Einige Spieler besitzen Ausstiegsklauseln im Abstiegsfall, von denen sie Gebrauch machen können. Wie die "Sport Bild" und der "Kölner Stadt-Anzeiger" übereinstimmend berichteten, können Stammtorwart Marvin Schwäbe und Abwehrboss Jeff Chabot den Klub verlassen. Beide sollen weniger als fünf Millionen Euro kosten, was angesichts ihrer Qualitäten einem Schnäppchenpreis gleichkäme. An Chabot haben laut Sky Eintracht Frankfurt, Borussia Dortmund und der VfB Stuttgart Interesse angemeldet.

Der Vertrag von Davie Selke, der mit 6 Treffern aus 19 Spielen der beste Kölner Torjäger ist, besitzt nur für die Bundesliga Gültigkeit. Interesse gibt es genug aus dem Ausland, wie sein Berater Sky bestätigte. "Wir haben auch eine konkrete und sehr gut dotierte Anfrage aus Saudi-Arabien vorliegen", verriet er.

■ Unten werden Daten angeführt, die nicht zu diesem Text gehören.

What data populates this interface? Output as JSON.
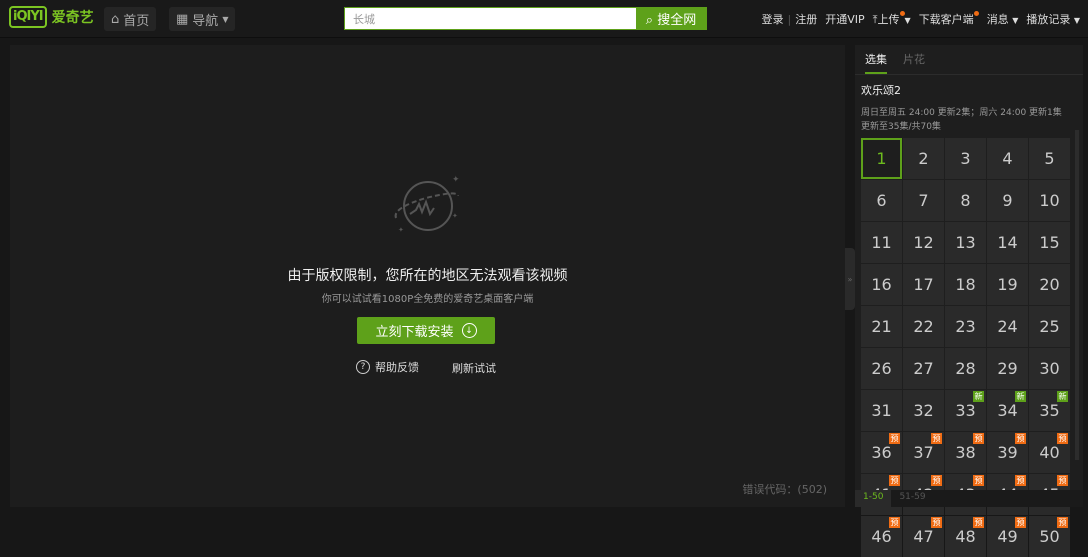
{
  "header": {
    "logo_mark": "iQIYI",
    "logo_text": "爱奇艺",
    "home": "首页",
    "nav": "导航",
    "search_value": "长城",
    "search_button": "搜全网",
    "links": {
      "login": "登录",
      "sep": "|",
      "register": "注册",
      "vip": "开通VIP",
      "upload": "上传",
      "client": "下载客户端",
      "messages": "消息",
      "history": "播放记录"
    }
  },
  "player": {
    "title": "由于版权限制，您所在的地区无法观看该视频",
    "subtitle": "你可以试试看1080P全免费的爱奇艺桌面客户端",
    "download_button": "立刻下载安装",
    "help": "帮助反馈",
    "refresh": "刷新试试",
    "error_code": "错误代码：(502)"
  },
  "sidebar": {
    "tabs": [
      "选集",
      "片花"
    ],
    "show_title": "欢乐颂2",
    "schedule": "周日至周五 24:00 更新2集；周六 24:00 更新1集",
    "progress": "更新至35集/共70集",
    "current_episode": 1,
    "new_badge": "新",
    "preview_badge": "预",
    "new_episodes": [
      33,
      34,
      35
    ],
    "preview_from": 36,
    "episode_count": 50,
    "pages": [
      "1-50",
      "51-59"
    ],
    "accent": "#5ea11a",
    "preview_color": "#f06c14"
  }
}
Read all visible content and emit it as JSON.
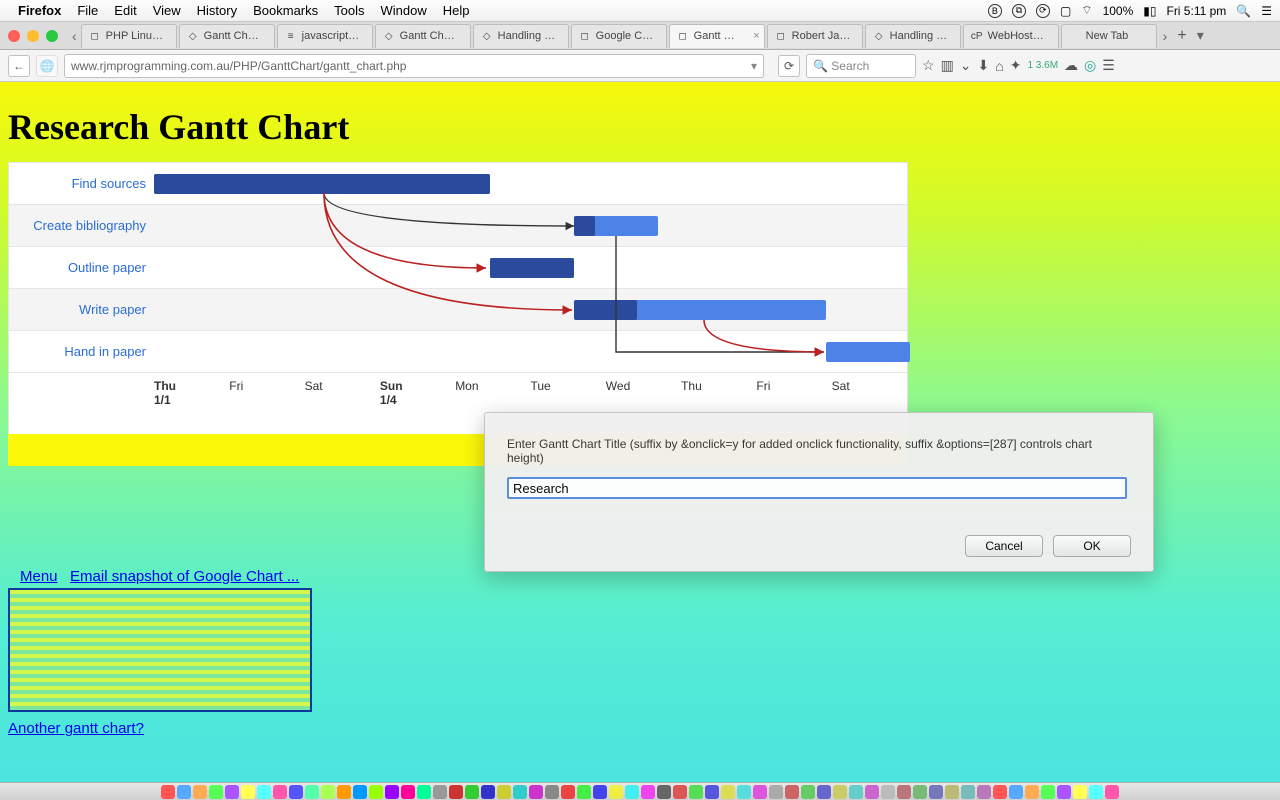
{
  "mac_menu": {
    "app": "Firefox",
    "items": [
      "File",
      "Edit",
      "View",
      "History",
      "Bookmarks",
      "Tools",
      "Window",
      "Help"
    ],
    "battery": "100%",
    "clock": "Fri 5:11 pm"
  },
  "tabs": [
    {
      "label": "PHP Linu…",
      "favicon": "◻"
    },
    {
      "label": "Gantt Ch…",
      "favicon": "◇"
    },
    {
      "label": "javascript…",
      "favicon": "≡"
    },
    {
      "label": "Gantt Ch…",
      "favicon": "◇"
    },
    {
      "label": "Handling …",
      "favicon": "◇"
    },
    {
      "label": "Google C…",
      "favicon": "◻"
    },
    {
      "label": "Gantt …",
      "favicon": "◻",
      "active": true,
      "closeable": true
    },
    {
      "label": "Robert Ja…",
      "favicon": "◻"
    },
    {
      "label": "Handling …",
      "favicon": "◇"
    },
    {
      "label": "WebHost…",
      "favicon": "cP"
    },
    {
      "label": "New Tab",
      "favicon": ""
    }
  ],
  "url": "www.rjmprogramming.com.au/PHP/GanttChart/gantt_chart.php",
  "search_placeholder": "Search",
  "toolbar_badge": "1 3.6M",
  "page": {
    "title": "Research Gantt Chart",
    "menu_link": "Menu",
    "email_link": "Email snapshot of Google Chart ...",
    "another_link": "Another gantt chart?"
  },
  "dialog": {
    "message": "Enter Gantt Chart Title (suffix by &onclick=y for added onclick functionality, suffix &options=[287] controls chart height)",
    "value": "Research",
    "cancel": "Cancel",
    "ok": "OK"
  },
  "chart_data": {
    "type": "gantt",
    "title": "Research Gantt Chart",
    "time_unit": "day",
    "axis_ticks": [
      {
        "label": "Thu",
        "sub": "1/1",
        "bold": true
      },
      {
        "label": "Fri"
      },
      {
        "label": "Sat"
      },
      {
        "label": "Sun",
        "sub": "1/4",
        "bold": true
      },
      {
        "label": "Mon"
      },
      {
        "label": "Tue"
      },
      {
        "label": "Wed"
      },
      {
        "label": "Thu"
      },
      {
        "label": "Fri"
      },
      {
        "label": "Sat"
      }
    ],
    "tasks": [
      {
        "id": "find",
        "name": "Find sources",
        "start": 0,
        "end": 4,
        "pct_complete": 100
      },
      {
        "id": "bib",
        "name": "Create bibliography",
        "start": 5,
        "end": 6,
        "pct_complete": 25
      },
      {
        "id": "outline",
        "name": "Outline paper",
        "start": 4,
        "end": 5,
        "pct_complete": 100
      },
      {
        "id": "write",
        "name": "Write paper",
        "start": 5,
        "end": 8,
        "pct_complete": 25
      },
      {
        "id": "hand",
        "name": "Hand in paper",
        "start": 8,
        "end": 9,
        "pct_complete": 0
      }
    ],
    "dependencies": [
      {
        "from": "find",
        "to": "bib",
        "critical": true
      },
      {
        "from": "find",
        "to": "outline",
        "critical": true
      },
      {
        "from": "find",
        "to": "write",
        "critical": true
      },
      {
        "from": "bib",
        "to": "hand",
        "critical": false
      },
      {
        "from": "write",
        "to": "hand",
        "critical": true
      }
    ],
    "colors": {
      "complete": "#2a4b9b",
      "remaining": "#4d82e6",
      "critical_arrow": "#b22",
      "arrow": "#333"
    }
  }
}
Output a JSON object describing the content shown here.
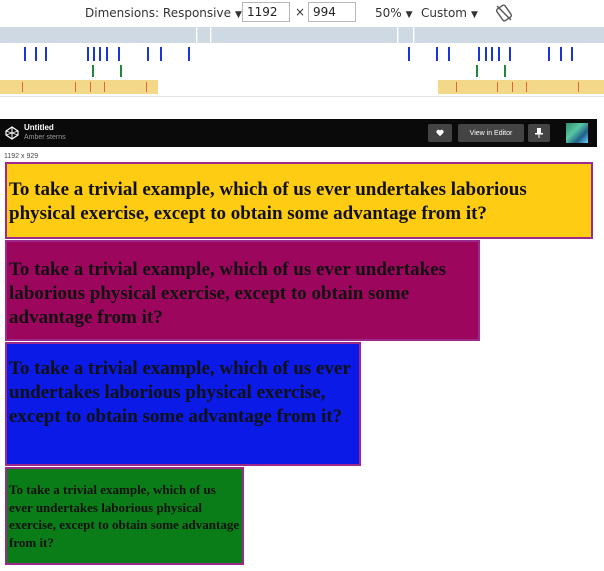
{
  "toolbar": {
    "dimensions_label": "Dimensions: Responsive",
    "width_value": "1192",
    "times_symbol": "×",
    "height_value": "994",
    "zoom_label": "50%",
    "throttle_label": "Custom",
    "caret": "▼"
  },
  "codepen": {
    "title": "Untitled",
    "author": "Amber sterns",
    "view_in_editor_label": "View in Editor",
    "heart_icon": "heart-icon",
    "pin_icon": "pin-icon"
  },
  "viewport_size_label": "1192 x 929",
  "boxes": [
    {
      "text": "To take a trivial example, which of us ever undertakes laborious physical exercise, except to obtain some advantage from it?",
      "color": "#ffcc14"
    },
    {
      "text": "To take a trivial example, which of us ever undertakes laborious physical exercise, except to obtain some advantage from it?",
      "color": "#9d065d"
    },
    {
      "text": "To take a trivial example, which of us ever undertakes laborious physical exercise, except to obtain some advantage from it?",
      "color": "#0b1ae6"
    },
    {
      "text": "To take a trivial example, which of us ever undertakes laborious physical exercise, except to obtain some advantage from it?",
      "color": "#0b7d18"
    }
  ],
  "colors": {
    "box_border": "#9b2a8c",
    "media_query_blue": "#1a35d6",
    "media_query_green": "#1f8a3a",
    "media_query_yellow": "#f4d88a"
  }
}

Neben Schwäbe, Chabot und Selke sind auch einige Talente vor dem Absprung. Justin Diehl wird sich aller Voraussicht nach dem VfB Stuttgart anschließen, U19-Nationalspieler Matti Wagner unterschrieb bereits in Fürth. Und auch Max Finkgräfe, der unter Schultz links hinten zum Stammspieler wurde, soll laut "Sport Bild" an einen Wechsel denken.

Wer dagegen bleibt, ist die Klubführung. Daran ließ Präsident Wolf keine Zweifel. "Der Vorstand steht zu 100 Prozent hinter der Geschäftsführung, weil er auch die Rahmenbedingungen sieht, unter denen Entscheidungen getroffen werden mussten", teilte er in einem vereinseigenen Interview mit. Die selbstkritische und transparente Analyse hätten Überzeugung geleistet, die Zusammenarbeit fortzusetzen. Wolf: "Wir werden den Rufen nach Rücktritten und Entlassungen nicht nachgeben."

 
 
 
 
 
 
 

Die Personalie Schultz ist hingegen noch unklar. Im April hatte Geschäftsführer Keller dem Trainer noch einen Verbleib im Abstiegsfall in Aussicht gestellt. "Ich habe gesagt, dass ich sehr, sehr zufrieden mit der Arbeit des Trainers bin. Die Zufriedenheit kann nicht an der Liga-Zugehörigkeit hängen", sagte Keller in einem Talkformat des "Express" und des "Kölner Stadt-Anzeigers". Doch ob dieses Bekenntnis auch tatsächlich im Abstiegsfall Gültigkeit besitzt, zweifeln Beobachter an.

Auf jeden Fall im Kader des "Effzeh" werden die Kölner Leihrückkehrer sein, unter denen sich auch ein paar Lichtblicke befinden. Torwart Jonas Urbig zum Beispiel, der nach einem Jahr in Fürth zurückkehren wird. Der 20-Jährige zählt zu den besten Keepern der laufenden Zweitliga-Saison. Auch der schnelle Stürmer Tim Lemperle kehrt aus dem Frankenland zurück an den Rhein, erzielte für Fürth fünf Tore und bereitete vier weitere vor. Beide kann Köln gut gebrauchen.

Doch in den letzten zwei Bundesliga-Spielen der aktuellen Saison können Urbig und Lemperle noch nicht eingreifen. Und müssen vielleicht dabei zusehen, wie ihr Jugendklub den Gang in die 2. Liga antreten muss.